Au final, le mythe ne disparaît pas des mémoires. En 1835, le sculpteur Pierre-Jean David d’Angers lui consacre une œuvre dans un esprit plus réaliste que le tableau de son maître David puisque Bara est représenté dans la nudité banale et effroyable d’un enfant tué et dépouillé de ses vêtements. Son grand retour sera orchestré par la IIIe République pour contrer les royalistes qui rappellent les massacres en Vendée. Les républicains veulent enseigner l’unité nationale et républicaine, et assurer les bases de la morale patriotique. Bara participe du projet de Jules Ferry qui prône un enseignement qui doit « aller droit au cœur » et refuser « ce qui est bas et vil ». Le petit tambour sert d’exemple à suivre pour les enfants des écoles mobilisés dans les bataillons scolaires. On se doute que la vérité historique n’est pas le premier souci des artistes qui privilégient les effets esthétiques ou politiques à l’exactitude, mais l’effet sera important puisque c’est vraiment à cette époque que Bara, débarrassé des rivalités entre révolutionnaires, peut devenir le héros par excellence de la jeunesse républicaine.

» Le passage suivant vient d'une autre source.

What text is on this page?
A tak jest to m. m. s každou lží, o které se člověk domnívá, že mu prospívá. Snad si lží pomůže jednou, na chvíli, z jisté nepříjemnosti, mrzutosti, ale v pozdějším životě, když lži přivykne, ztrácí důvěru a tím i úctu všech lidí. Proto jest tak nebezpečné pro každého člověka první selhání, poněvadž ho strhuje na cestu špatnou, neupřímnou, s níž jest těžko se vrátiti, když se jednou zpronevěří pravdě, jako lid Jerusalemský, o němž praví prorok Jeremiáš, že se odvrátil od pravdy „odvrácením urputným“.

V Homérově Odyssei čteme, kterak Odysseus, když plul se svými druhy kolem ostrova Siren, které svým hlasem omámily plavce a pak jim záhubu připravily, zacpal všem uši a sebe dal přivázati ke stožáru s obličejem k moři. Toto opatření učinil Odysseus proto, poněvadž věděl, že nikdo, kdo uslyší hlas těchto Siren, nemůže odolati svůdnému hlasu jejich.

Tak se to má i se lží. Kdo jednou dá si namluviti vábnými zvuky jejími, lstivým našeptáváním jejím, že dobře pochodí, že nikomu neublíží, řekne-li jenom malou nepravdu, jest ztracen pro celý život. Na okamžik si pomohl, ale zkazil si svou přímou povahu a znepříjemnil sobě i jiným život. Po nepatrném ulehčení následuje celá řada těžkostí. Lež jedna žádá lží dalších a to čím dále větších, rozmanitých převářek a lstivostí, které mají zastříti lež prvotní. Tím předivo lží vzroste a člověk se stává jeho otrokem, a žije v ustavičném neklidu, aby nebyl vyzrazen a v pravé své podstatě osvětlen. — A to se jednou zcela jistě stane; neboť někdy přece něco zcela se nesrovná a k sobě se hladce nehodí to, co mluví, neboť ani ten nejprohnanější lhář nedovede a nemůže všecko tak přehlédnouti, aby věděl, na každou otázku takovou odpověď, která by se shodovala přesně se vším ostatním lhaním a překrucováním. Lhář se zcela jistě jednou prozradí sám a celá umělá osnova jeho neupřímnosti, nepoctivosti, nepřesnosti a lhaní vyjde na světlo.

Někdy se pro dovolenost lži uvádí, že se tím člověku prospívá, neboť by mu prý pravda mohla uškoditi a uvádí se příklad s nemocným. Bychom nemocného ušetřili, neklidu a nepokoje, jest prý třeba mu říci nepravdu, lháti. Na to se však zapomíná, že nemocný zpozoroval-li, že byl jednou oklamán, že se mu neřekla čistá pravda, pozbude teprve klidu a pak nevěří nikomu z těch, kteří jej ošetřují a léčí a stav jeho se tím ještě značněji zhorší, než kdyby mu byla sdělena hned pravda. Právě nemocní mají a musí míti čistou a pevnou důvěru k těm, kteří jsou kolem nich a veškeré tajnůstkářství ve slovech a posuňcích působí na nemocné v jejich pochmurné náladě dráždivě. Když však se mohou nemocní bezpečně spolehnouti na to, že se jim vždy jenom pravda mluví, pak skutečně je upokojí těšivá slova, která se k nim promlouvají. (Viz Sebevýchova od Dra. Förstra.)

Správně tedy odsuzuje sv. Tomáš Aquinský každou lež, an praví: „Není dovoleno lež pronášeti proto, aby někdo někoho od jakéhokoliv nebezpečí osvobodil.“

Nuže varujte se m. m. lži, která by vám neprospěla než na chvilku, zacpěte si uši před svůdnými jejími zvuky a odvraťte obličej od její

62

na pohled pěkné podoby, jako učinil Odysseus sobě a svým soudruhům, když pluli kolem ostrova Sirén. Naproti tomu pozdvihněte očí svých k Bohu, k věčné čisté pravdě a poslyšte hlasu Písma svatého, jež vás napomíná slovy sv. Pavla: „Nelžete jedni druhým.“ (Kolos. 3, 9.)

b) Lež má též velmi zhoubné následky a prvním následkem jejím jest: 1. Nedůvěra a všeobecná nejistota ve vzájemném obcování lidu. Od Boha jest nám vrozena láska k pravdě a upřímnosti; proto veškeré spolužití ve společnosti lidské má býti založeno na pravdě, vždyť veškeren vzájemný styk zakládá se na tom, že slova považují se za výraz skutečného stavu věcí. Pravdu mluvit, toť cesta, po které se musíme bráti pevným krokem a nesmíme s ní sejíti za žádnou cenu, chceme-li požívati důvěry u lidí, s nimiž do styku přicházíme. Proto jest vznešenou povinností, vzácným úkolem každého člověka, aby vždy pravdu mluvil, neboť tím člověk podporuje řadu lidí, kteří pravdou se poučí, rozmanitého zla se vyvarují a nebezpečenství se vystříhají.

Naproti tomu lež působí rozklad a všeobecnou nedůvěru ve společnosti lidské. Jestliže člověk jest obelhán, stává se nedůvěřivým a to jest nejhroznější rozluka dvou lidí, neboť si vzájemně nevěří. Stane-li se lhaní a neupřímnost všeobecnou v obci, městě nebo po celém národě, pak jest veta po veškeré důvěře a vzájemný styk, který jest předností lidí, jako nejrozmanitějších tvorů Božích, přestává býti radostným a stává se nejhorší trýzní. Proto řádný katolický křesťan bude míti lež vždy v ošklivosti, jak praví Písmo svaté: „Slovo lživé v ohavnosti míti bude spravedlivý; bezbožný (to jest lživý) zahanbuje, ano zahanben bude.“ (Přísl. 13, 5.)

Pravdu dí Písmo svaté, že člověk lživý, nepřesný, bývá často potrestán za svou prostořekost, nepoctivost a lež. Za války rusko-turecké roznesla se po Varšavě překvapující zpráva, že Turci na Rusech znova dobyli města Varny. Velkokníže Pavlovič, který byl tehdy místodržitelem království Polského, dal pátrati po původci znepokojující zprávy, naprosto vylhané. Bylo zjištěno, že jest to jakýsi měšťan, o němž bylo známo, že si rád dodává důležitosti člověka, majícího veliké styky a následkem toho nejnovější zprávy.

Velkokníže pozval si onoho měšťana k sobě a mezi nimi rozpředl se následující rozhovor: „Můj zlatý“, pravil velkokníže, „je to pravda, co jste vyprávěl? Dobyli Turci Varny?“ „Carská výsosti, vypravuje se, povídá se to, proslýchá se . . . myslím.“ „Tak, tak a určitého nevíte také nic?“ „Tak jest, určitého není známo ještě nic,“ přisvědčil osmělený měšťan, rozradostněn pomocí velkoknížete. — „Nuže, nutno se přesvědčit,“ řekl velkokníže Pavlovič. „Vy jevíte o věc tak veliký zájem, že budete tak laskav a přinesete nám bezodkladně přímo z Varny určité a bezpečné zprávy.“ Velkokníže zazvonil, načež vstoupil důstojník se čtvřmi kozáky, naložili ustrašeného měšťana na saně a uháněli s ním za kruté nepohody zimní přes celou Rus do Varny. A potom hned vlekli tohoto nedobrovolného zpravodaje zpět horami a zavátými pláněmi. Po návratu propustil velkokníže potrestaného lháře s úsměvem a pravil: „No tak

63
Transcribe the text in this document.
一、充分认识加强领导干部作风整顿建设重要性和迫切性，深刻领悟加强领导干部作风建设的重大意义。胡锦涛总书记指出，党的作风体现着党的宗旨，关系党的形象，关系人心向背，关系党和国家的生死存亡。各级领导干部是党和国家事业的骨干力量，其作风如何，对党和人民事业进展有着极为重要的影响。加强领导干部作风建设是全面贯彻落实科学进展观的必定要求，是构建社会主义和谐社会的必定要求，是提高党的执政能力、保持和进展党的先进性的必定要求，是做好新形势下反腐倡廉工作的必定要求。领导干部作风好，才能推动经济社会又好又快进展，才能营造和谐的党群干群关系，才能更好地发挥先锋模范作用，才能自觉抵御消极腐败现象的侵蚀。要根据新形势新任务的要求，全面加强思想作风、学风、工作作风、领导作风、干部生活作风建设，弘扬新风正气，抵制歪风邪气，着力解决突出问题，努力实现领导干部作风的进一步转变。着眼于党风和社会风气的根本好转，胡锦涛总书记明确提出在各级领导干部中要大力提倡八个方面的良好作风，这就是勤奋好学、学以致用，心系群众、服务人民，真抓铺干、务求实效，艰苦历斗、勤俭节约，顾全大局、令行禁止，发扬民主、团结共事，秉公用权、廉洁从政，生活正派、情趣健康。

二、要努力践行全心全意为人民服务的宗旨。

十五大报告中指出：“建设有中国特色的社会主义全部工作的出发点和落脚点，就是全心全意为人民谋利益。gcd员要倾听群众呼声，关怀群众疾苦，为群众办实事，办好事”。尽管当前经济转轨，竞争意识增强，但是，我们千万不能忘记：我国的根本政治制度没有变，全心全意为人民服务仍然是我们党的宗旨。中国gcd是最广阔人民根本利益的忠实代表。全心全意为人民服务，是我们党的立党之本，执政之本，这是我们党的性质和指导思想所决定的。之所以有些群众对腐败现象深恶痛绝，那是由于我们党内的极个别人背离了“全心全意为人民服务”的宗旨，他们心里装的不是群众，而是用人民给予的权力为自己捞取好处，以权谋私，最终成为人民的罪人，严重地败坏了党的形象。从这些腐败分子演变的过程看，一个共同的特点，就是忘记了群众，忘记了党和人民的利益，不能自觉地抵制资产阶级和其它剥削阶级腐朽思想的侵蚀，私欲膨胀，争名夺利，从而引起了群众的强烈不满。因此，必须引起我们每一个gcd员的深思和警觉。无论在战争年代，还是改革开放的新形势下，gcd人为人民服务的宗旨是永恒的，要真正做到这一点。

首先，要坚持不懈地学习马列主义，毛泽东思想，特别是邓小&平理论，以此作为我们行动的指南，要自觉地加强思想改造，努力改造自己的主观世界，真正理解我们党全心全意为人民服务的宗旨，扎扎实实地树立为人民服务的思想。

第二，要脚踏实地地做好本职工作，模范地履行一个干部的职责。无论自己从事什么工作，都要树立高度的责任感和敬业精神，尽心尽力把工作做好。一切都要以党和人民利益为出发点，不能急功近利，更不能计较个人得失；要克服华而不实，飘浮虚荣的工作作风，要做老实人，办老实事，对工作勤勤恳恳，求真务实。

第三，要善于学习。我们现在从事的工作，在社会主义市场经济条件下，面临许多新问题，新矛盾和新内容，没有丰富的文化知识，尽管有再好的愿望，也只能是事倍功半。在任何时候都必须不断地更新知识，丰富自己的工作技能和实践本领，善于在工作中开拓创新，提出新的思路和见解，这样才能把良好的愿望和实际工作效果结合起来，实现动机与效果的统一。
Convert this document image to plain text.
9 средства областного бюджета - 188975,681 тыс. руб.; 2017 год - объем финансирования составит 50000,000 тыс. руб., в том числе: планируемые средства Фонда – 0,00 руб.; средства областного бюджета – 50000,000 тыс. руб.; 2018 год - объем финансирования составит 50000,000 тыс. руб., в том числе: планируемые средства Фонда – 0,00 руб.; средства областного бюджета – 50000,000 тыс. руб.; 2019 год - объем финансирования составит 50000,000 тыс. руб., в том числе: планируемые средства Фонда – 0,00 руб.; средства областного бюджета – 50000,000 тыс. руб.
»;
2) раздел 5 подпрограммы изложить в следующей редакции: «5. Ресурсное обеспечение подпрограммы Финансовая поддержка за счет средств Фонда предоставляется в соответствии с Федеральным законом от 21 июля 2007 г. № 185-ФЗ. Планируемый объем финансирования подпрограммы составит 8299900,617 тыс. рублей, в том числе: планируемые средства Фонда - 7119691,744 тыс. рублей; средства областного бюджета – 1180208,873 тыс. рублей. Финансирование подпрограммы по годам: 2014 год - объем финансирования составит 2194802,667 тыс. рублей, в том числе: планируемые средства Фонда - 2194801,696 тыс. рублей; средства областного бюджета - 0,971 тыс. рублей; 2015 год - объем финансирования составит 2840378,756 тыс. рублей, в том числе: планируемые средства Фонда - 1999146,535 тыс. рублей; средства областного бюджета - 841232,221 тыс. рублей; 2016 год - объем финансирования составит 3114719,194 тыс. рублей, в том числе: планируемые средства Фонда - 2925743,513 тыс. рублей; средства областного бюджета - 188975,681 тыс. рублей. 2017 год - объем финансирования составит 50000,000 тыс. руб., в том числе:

Que Bara ait été un « héros de papier » ne le rend pas pour autant indigne d’intérêt. Sans être dupe de l’invention de Robespierre et de David, il ne faut pas faire oublier que tout politique doit donner des orientations incarnées par des grands hommes. La Révolution devait remplacer les saints et les princes qui, auparavant, marquaient les jours et orientaient les vies, tout en gardant les mécanismes indispensables de la fabrication et du contrôle de l’opinion. Enfin et surtout, il faut comprendre que le succès de Bara en 1794 puis en 1880 n’a été possible que dans la mesure où il répondait à des attentes de l’opinion collective. Il est indéniable que l’élan patriotique a été réel en 1793 dans tout le pays, ce qui permet d’expliquer que des centaines de milliers d’hommes sont allés lutter contre les ennemis intérieurs et extérieurs – au point de commettre des exactions en Vendée notamment. Mais c’est précisément cette adhésion à la nation et à l’armée, inséparable de la lutte contre des adversaires, qui s’illustre avec l’histoire de Bara et qui marque un pan important de notre mémoire. C’est pourquoi il a fallu lier l’indispensable rappel de la complexité des faits historiques à la sensibilité mémorielle attachée à l’image de cet enfant, et surtout à ce moment particulier de la guerre civile franco-française de 1793-1794.